Baca Juga: Warga di Utara Flores Masih Mengungsi
Menurut Irwan, dengan kekuatan gempa yang dipicu mencapai M 7,4, jalur sesar yang baru diketahui ini cukup panjang. Panjang bidang gempanya bisa 80-110 km, tergantung jenis batuannya, sedangkan lebarnya bisa 30 km dengan pergeseran 2,3 meter.
”Ini sumber gempa lumayan masif. Setidaknya bisa setara dengan Sesar Palu Koro yang memicu gempa Palu 2018,” ucapnya. Panjangnya jalur sesar baru ini juga bisa dilihat dari sebaran gempa susulan yang dipetakan Badan Meterologi, Klimatologi, dan Geofisika (BMKG) yang mencapai bentang hingga 150 km.

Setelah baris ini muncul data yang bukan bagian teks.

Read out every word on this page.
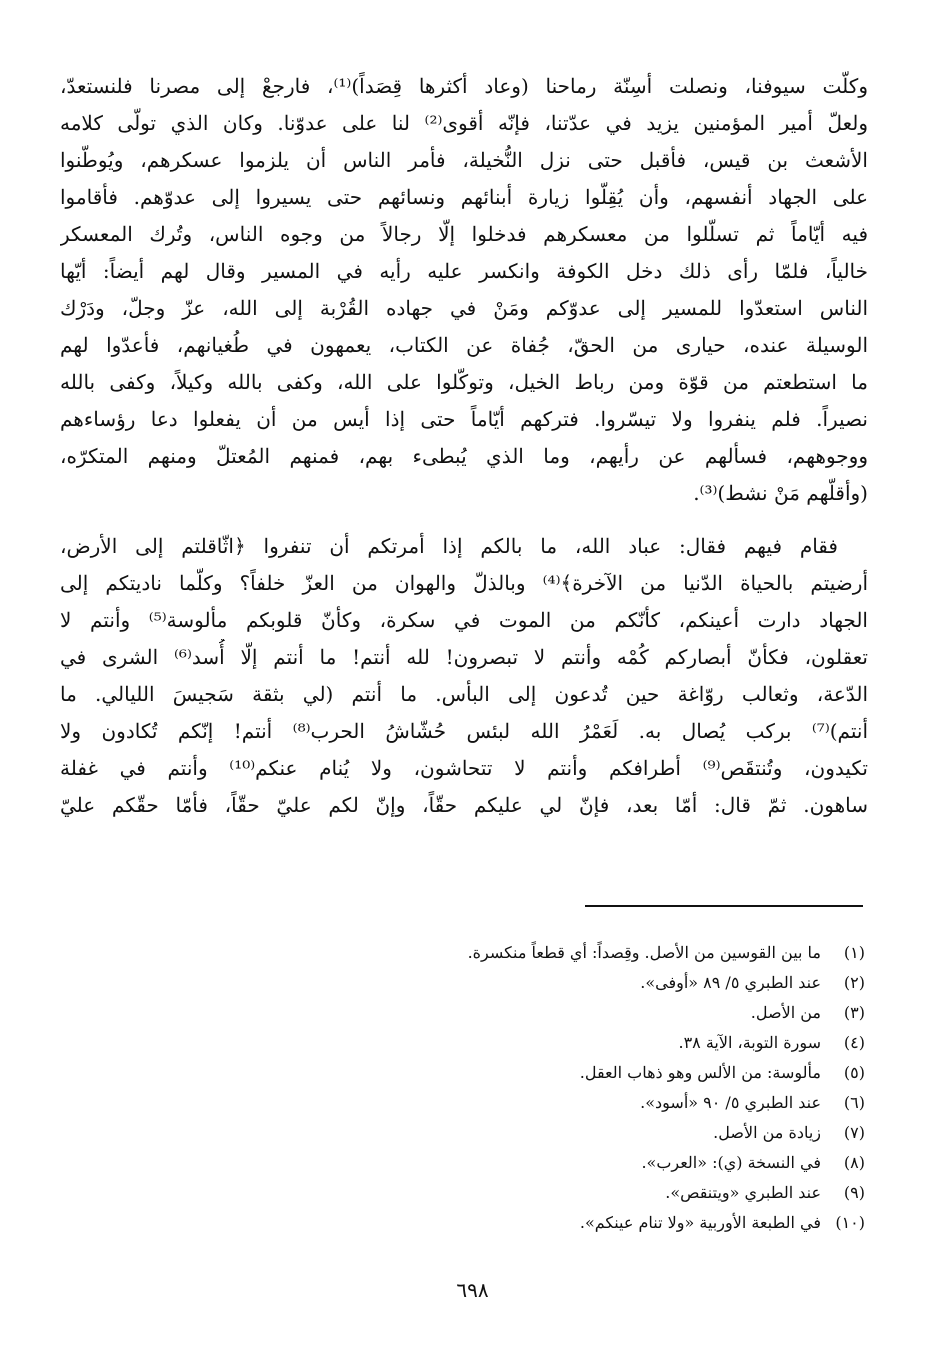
وكلّت سيوفنا، ونصلت أسِنّة رماحنا (وعاد أكثرها قِصَداً)⁽¹⁾، فارجعْ إلى مصرنا فلنستعدّ،
ولعلّ أمير المؤمنين يزيد في عدّتنا، فإنّه أقوى⁽²⁾ لنا على عدوّنا. وكان الذي تولّى كلامه
الأشعث بن قيس، فأقبل حتى نزل النُّخيلة، فأمر الناس أن يلزموا عسكرهم، ويُوطّنوا
على الجهاد أنفسهم، وأن يُقِلّوا زيارة أبنائهم ونسائهم حتى يسيروا إلى عدوّهم. فأقاموا
فيه أيّاماً ثم تسلّلوا من معسكرهم فدخلوا إلّا رجالاً من وجوه الناس، وتُرك المعسكر
خالياً، فلمّا رأى ذلك دخل الكوفة وانكسر عليه رأيه في المسير وقال لهم أيضاً: أيّها
الناس استعدّوا للمسير إلى عدوّكم ومَنْ في جهاده القُرْبة إلى الله، عزّ وجلّ، ودَرْك
الوسيلة عنده، حيارى من الحقّ، جُفاة عن الكتاب، يعمهون في طُغيانهم، فأعدّوا لهم
ما استطعتم من قوّة ومن رباط الخيل، وتوكّلوا على الله، وكفى بالله وكيلاً، وكفى بالله
نصيراً. فلم ينفروا ولا تيسّروا. فتركهم أيّاماً حتى إذا أيس من أن يفعلوا دعا رؤساءهم
ووجوههم، فسألهم عن رأيهم، وما الذي يُبطىء بهم، فمنهم المُعتلّ ومنهم المتكرّه،
(وأقلّهم مَنْ نشط)⁽³⁾.
فقام فيهم فقال: عباد الله، ما بالكم إذا أمرتكم أن تنفروا ﴿اثّاقلتم إلى الأرض،
أرضيتم بالحياة الدّنيا من الآخرة﴾⁽⁴⁾ وبالذلّ والهوان من العزّ خلفاً؟ وكلّما ناديتكم إلى
الجهاد دارت أعينكم، كأنّكم من الموت في سكرة، وكأنّ قلوبكم مألوسة⁽⁵⁾ وأنتم لا
تعقلون، فكأنّ أبصاركم كُمْه وأنتم لا تبصرون! لله أنتم! ما أنتم إلّا أُسد⁽⁶⁾ الشرى في
الدّعة، وثعالب روّاغة حين تُدعون إلى البأس. ما أنتم (لي بثقة سَجيسَ الليالي. ما
أنتم)⁽⁷⁾ بركب يُصال به. لَعَمْرُ الله لبئس حُشّاشُ الحرب⁽⁸⁾ أنتم! إنّكم تُكادون ولا
تكيدون، وتُنتقَص⁽⁹⁾ أطرافكم وأنتم لا تتحاشون، ولا يُنام عنكم⁽¹⁰⁾ وأنتم في غفلة
ساهون. ثمّ قال: أمّا بعد، فإنّ لي عليكم حقّاً، وإنّ لكم عليّ حقّاً، فأمّا حقّكم عليّ
(١)
ما بين القوسين من الأصل. وقِصداً: أي قطعاً منكسرة.
(٢)
عند الطبري ٥/ ٨٩ «أوفى».
(٣)
من الأصل.
(٤)
سورة التوبة، الآية ٣٨.
(٥)
مألوسة: من الألس وهو ذهاب العقل.
(٦)
عند الطبري ٥/ ٩٠ «أسود».
(٧)
زيادة من الأصل.
(٨)
في النسخة (ي): «العرب».
(٩)
عند الطبري «ويتنقص».
(١٠)
في الطبعة الأوربية «ولا تنام عينكم».
٦٩٨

Profesor gempa bumi dari Pusat Penelitian Geoteknologi-BRIN, Danny Hilman Natawidjaja, mengatakan, gempa kali ini memberi pelajaran penting tentang masih banyaknya sumber gempa di Indonesia yang belum dipetakan dengan baik, terutama sumber gempa di bawah laut. ”Data batimetri yang bisa diakses peneliti relatif terbatas. Padahal, setelah saya mendapat data batimetri dari rekan di industri, ternyata jalur sesar di bawah laut ini cukup jelas terlihat,” tuturnya.

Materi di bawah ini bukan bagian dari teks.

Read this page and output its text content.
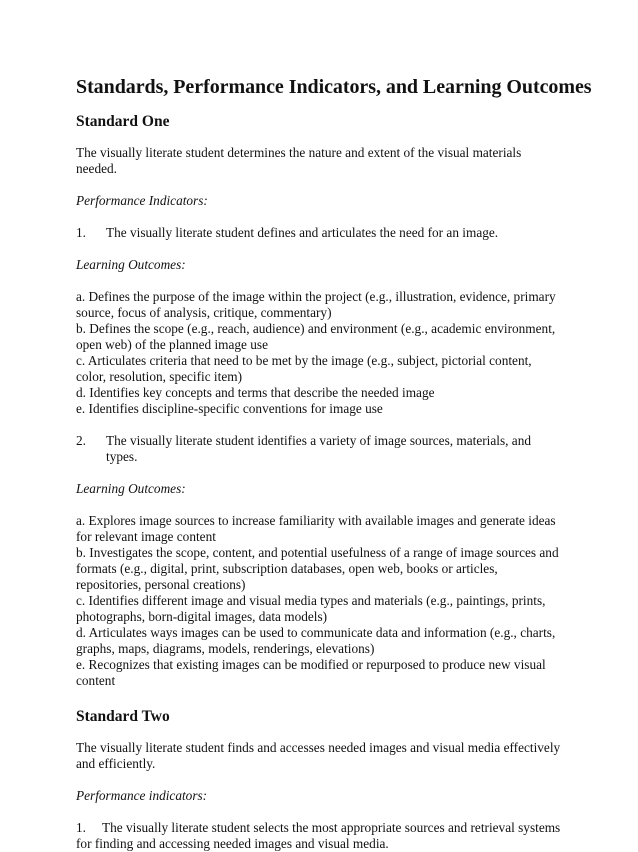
Standards, Performance Indicators, and Learning Outcomes
Standard One

The visually literate student determines the nature and extent of the visual materials needed.

Performance Indicators:

1.	The visually literate student defines and articulates the need for an image.

Learning Outcomes:

a. Defines the purpose of the image within the project (e.g., illustration, evidence, primary source, focus of analysis, critique, commentary)
b. Defines the scope (e.g., reach, audience) and environment (e.g., academic environment, open web) of the planned image use
c. Articulates criteria that need to be met by the image (e.g., subject, pictorial content, color, resolution, specific item)
d. Identifies key concepts and terms that describe the needed image
e. Identifies discipline-specific conventions for image use
2.	The visually literate student identifies a variety of image sources, materials, and types.

Learning Outcomes:

a. Explores image sources to increase familiarity with available images and generate ideas for relevant image content
b. Investigates the scope, content, and potential usefulness of a range of image sources and formats (e.g., digital, print, subscription databases, open web, books or articles, repositories, personal creations)
c. Identifies different image and visual media types and materials (e.g., paintings, prints, photographs, born-digital images, data models)
d. Articulates ways images can be used to communicate data and information (e.g., charts, graphs, maps, diagrams, models, renderings, elevations)
e. Recognizes that existing images can be modified or repurposed to produce new visual content
Standard Two

The visually literate student finds and accesses needed images and visual media effectively and efficiently.

Performance indicators:

1. The visually literate student selects the most appropriate sources and retrieval systems for finding and accessing needed images and visual media.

Dengan data ini, Danny memperkirakan, jalur sesar baru ini kemungkinan masih satu sistem dengan patahan yang ditemukan di sekitar Kolaka, Sulawesi Tenggara, kemudian menerus ke arah Muna, Buton, dan Wakatobi. ”Kolaka Fault ini sesar geser yang besar sekali dan posisinya hampir sejajar dengan sesar baru yang memicu gempa kali ini,” ujarnya.
Meningkatkan kesiapsiagaan
Irwan mengatakan, gempa kali ini sebenarnya merupakan alarm untuk mengingatkan sangat aktifnya sumber-sumber gempa di kawasan timur Indonesia. ”Belajar dari gempa-gempa sebelumnya, gempa yang terjadi bisa menambah tegangan di sesar-sesar yang berdekatan,” ucapnya.
Menurut Irwan, setelah gempa Lombok 2018, para peneliti sudah mengkhawatirkan potensi gempa di sebelah timurnya, sekitar utara Pulau Sumbawa hingga bagian barat Pulau Flores. ”Semakin ke timur Sesar Naik Flores, tingkat aktivitasnya semakin tinggi. Secara historis ini juga begitu, setelah gempa Lombok lalu ke timur, dan kami sedang menelaah ini. Namun, ternyata gempa yang muncul kali ini adalah sesuatu yang berbeda,” tuturnya.
Tidak terjadinya tsunami setelah gempa kali ini, menurut Irwan, mesti disyukuri. Namun, hal ini tidak boleh mengabaikan fakta bahwa zona kegempaan di kawasan ini memiliki jejak panjang tsunami. Jika gempa besar berikut terjadi di sepanjang jalur Sesar Naik Flores, peluang terjadinya tsunami sebesar 1992 bisa kembali terjadi.
Baca Juga: Gempa Flores Mengingatkan Pentingnya Mitigasi Bencana
Padahal, menurut Ketua Ikatan Ahli Tsunami Indonesia Gegar Prasetya, kawasan di Flores yang pernah hancur karena tsunami 1992 saat ini lebih padat dari sebelumnya, sama halnya dengan daerah pesisir lain di Indonesia pascabencana tsunami, seperti Aceh dan Pangandaran. Selain permukiman, hotel-hotel dan berbagai pusat ekonomi baru bermunculan di sepanjang pesisir, yang membuat risiko bisa semakin membesar.
Tanpa adanya penataan kawasan berbasis risiko dan peningkatan kesiapsiagaan masyarakat, termasuk dalam melakukan evakuasi mandiri, tragedi bisa terus berulang.
”Jalur evakuasi masih ada. Namun, karena lama tidak ada latihan evakuasi, begitu kejadian tidak tahu harus ke mana dan akhirnya panik dengan memakai kendaraan sehingga macet di mana-mana,” kata Hengky Yura, penggiat komunitas Kahe-Maumere yang mendokumentasikan tragedi tsunami Flores 1992.